Data scrubbing is something we all have to deal with from time to time. Ruby is such a great language to do this scrubbing in, because most of the time it’s already installed on your operating system and doesn’t require any additional dependencies to work with. This is a little example that scrubs a CSV and converts the data in a file.

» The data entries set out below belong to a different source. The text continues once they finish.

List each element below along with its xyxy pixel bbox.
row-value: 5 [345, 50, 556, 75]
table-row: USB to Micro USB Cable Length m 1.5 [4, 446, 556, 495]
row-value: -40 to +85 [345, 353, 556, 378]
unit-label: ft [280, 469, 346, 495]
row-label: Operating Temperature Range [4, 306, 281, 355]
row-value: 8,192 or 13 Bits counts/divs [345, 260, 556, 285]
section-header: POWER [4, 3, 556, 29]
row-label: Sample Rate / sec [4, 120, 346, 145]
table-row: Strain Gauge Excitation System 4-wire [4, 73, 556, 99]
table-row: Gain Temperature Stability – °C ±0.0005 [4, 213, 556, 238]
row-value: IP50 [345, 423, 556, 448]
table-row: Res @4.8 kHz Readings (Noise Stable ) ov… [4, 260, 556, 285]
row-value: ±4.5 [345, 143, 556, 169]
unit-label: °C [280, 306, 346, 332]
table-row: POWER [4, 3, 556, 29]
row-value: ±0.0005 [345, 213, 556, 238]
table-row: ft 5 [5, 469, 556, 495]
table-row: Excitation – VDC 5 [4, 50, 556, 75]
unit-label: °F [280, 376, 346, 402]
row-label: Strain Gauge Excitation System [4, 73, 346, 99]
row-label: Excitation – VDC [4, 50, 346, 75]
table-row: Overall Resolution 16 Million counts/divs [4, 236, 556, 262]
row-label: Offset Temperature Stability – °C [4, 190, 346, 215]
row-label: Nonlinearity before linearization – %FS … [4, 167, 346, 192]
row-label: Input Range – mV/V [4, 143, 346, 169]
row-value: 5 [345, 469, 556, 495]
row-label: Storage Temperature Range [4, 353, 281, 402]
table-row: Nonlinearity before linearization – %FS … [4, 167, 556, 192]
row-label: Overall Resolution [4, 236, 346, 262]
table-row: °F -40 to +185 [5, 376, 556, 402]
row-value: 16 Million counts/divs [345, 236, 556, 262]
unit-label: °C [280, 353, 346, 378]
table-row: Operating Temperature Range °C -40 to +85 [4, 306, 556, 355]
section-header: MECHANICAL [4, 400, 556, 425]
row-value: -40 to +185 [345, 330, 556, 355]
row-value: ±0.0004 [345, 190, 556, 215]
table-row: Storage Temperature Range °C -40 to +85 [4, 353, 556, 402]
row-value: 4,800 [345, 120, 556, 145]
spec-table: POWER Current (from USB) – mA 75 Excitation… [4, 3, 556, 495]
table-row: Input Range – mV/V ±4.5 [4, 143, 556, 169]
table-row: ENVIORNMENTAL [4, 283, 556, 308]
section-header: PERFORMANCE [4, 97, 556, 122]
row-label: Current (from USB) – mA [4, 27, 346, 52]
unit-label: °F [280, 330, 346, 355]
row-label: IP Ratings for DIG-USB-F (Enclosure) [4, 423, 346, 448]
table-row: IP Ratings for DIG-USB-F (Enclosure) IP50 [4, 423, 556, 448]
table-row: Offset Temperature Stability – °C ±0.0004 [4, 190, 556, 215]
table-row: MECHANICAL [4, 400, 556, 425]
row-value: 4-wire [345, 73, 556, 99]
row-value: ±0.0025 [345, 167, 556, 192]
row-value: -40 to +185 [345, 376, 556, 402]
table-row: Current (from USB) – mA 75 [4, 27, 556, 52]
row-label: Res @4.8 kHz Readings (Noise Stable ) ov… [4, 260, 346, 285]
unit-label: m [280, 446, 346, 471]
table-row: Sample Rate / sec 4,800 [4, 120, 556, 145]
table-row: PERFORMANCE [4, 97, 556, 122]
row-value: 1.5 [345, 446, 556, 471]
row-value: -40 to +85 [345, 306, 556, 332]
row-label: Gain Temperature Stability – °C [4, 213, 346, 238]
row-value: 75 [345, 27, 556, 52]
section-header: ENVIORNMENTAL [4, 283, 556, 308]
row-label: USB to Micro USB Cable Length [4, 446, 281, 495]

Given an original CSV file:
text;text;text;Mon 14 Nov 2016 13:07:30
text;text;text;Mon 15 Nov 2016 13:07:30
text;text;text;Mon 16 Nov 2016 13:07:30
We are going to scrub this and change the date to a format: DD-MM-YYYY HH:MM:SS
. Create this file as parser.rb
and save it’s contents. This will assume that the original data is in a file in the same directory called original.csv
:
require 'date'
newFile = File.new("new.csv", "w+")
oldFile = File.read("original.csv")
oldFile.lines.each do |line|
lineArray = line.split(';')
formattedDate = DateTime.parse(lineArray[3]).strftime('%d-%m-%Y %H:%M:%S')
lineArray[3] = formattedDate
newFile.puts "#{lineArray.join(';')}\n"
end
newFile.close
Now all we have to do is run this with: ruby parser.rb
and it will create a new file new.csv
in the same directory with our scrubbed output!